Self Aware Design

After more consideration, I think my work can be described as ‘self-aware design’, finding a term for my work may help me in the future, perhaps finding more examples of this being created or for creatin a more concise message when presenting my work.

After research I have found my work exists in very close proximity to ‘AdBusters’ a very well-known movement that works to attempt to stop people from buying so many unneeded products in their lives. This presents a problem that needs to be solved, and I think that an effective way of beating the competition and making my work stand out is to research the messages behind ad busters and seeing what about their work is similar to mine, and then finding a section that I can delve further into that will set my work, and ad busters apart, giving viewers a reason to view my designs over the previous works of organisation like ad busters.

After deconstruction of ad busters, what they do as well as how they do it. I have found that what we are doing is not the same, but the similarities within the ‘how they are doing it’ section are very similar, this means that I need to find a unique point within this section and then push my work further in this direction.

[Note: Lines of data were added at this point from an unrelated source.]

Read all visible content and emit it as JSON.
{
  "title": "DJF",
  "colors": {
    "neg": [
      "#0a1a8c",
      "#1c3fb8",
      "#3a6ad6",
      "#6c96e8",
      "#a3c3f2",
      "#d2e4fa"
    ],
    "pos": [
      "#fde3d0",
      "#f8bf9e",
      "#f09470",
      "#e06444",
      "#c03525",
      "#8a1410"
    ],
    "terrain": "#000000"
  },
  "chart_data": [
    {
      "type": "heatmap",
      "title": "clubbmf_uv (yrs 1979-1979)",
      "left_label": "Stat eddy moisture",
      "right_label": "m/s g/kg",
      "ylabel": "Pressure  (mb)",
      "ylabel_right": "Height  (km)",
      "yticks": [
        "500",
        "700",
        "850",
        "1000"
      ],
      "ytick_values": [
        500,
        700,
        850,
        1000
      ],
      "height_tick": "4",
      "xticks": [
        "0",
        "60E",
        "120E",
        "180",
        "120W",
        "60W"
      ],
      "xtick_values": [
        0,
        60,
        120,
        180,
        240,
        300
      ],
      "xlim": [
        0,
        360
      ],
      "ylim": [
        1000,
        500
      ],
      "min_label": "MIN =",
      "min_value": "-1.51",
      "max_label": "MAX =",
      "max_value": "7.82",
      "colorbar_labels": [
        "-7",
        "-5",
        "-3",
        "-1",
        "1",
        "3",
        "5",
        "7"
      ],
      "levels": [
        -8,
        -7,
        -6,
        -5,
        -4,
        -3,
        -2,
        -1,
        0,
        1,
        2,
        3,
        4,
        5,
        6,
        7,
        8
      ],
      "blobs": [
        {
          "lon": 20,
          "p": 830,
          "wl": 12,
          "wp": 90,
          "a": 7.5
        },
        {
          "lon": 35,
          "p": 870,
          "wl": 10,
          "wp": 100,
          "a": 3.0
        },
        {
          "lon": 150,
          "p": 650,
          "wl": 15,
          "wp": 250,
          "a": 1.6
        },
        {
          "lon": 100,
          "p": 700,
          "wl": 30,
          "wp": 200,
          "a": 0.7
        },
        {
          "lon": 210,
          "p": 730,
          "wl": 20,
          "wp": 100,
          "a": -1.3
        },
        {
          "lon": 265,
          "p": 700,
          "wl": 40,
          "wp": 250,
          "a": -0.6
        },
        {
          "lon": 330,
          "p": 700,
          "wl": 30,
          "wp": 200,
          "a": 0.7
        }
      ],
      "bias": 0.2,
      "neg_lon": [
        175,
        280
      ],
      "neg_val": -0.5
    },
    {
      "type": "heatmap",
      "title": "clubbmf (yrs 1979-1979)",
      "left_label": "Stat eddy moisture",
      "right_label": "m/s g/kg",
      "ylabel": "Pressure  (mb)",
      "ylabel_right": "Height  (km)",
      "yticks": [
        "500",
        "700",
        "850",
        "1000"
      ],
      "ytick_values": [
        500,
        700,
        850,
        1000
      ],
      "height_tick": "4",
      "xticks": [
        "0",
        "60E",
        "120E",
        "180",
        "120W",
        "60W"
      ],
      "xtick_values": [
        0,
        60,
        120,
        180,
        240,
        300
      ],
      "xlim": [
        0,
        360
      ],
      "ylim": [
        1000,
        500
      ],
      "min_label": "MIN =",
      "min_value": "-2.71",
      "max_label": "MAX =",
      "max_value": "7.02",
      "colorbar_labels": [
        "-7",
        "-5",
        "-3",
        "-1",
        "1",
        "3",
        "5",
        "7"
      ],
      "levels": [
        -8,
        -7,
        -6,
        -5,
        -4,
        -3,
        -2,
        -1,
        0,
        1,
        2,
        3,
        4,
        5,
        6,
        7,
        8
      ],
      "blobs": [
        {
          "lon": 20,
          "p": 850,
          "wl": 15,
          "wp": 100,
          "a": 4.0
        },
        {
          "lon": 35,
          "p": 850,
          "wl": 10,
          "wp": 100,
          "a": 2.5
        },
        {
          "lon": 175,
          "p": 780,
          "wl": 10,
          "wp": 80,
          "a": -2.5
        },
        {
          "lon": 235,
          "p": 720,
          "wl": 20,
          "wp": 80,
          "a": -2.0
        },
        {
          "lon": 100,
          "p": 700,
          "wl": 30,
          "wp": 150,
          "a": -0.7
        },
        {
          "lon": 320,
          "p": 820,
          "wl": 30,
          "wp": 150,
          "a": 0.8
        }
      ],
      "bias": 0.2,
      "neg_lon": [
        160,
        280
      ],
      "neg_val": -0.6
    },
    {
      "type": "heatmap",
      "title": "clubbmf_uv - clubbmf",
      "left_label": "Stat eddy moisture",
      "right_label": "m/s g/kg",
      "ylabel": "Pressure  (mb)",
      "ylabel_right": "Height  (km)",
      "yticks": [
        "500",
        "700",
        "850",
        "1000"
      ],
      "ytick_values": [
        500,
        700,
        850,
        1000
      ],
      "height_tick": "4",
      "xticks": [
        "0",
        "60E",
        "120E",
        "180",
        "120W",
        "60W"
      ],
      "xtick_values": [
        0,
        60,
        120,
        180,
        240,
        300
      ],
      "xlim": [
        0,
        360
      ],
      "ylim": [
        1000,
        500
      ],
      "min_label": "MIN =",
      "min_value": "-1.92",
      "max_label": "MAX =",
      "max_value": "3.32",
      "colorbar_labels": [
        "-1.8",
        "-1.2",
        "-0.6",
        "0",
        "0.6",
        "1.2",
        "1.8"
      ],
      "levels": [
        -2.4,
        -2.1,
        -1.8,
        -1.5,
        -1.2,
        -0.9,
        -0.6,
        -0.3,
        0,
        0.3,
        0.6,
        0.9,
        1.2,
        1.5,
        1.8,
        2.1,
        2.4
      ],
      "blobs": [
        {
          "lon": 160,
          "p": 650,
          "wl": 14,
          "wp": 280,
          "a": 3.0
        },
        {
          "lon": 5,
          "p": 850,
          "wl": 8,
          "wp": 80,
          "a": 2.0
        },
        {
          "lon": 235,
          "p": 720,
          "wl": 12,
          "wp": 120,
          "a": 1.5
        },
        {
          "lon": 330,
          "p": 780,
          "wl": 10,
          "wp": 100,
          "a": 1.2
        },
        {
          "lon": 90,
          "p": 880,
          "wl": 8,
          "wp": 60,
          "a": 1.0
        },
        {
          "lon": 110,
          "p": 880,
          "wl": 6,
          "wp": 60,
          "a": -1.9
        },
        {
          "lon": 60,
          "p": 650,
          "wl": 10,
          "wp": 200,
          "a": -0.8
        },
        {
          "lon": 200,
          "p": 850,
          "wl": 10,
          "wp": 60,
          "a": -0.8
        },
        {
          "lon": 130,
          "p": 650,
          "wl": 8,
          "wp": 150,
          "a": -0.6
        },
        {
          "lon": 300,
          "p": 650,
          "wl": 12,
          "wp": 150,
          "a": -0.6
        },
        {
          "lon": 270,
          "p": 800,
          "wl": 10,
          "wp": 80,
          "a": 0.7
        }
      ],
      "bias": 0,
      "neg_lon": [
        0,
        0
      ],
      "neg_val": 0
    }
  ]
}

As I am focussing on the visuals of the ad much less than ad busters, the focus on a typographical approach could be focused upon further. A message of ‘buying the typeface, not the product’ interests me, the focus on typography would set my work apart from ad busters as well as allow me to continue to exert my design skills in order to create designs that are flush with fidelity and could still exist within professional grade fashion and lifestyle magazines.

A change in the slogans as well as a larger focus on the typographic elements could see the introduction of slogans such as:

This typeface is only £49, why pay £699 for this?

The visual language of typeface advertisments is prevelent, and can be found quickly on website like behance for research.

A secondary concept could be focussing in more on the idea of masculine and feminine, this has been explored in little detail previously in my first round of experimentation for my faux fashion adverts. The copy writing systems and slogans used previously could be utilised here, the standard looking fashion typefaces used could also be used to help represent femininity, and a bolder, sans serif font could represent masculinity. I could include elements of subversion by having people recognise those stereotypical aspects of the adverts first, then allowing the message the text itself says to say something unexpected and therefore, allow subversion to occur.

I think my second concept has more potential, the first idea would be more specialise, for example if I were to be aiming my designs at those within the design community, the general public may find it harder to recognise the visual language that is associated with typeface advertisements, and thus would spoil the reveal aspect if the more emotional side of viewers brains do not recognise the ads before they are able to read what the text says and examine the advertisement in full.

Moving further into the second concept, the stereotypical ideas of masculinity and femininity in design are very well researched and extremely well replicable. This concept could be toyed with from a design perspective while remaining in the context of fashion, in general the more branded and often feminine a product is, the more expensive that product will be. The concept could be creating two adverts, both for the same product but having the more branded alternative be marked up at a much higher price, this rather implicitly deals with the issue at hand. Without literally having to say “this typeface makes the product expensive” I would still be able to translate this idea to the viewer, and still have a reveal aspect. Hopefully the viewer would recognise the product in both adverts and they’re own reactions to the pricing of it when scrolling through the magazine would make my concept and the designs a successful critical outcome.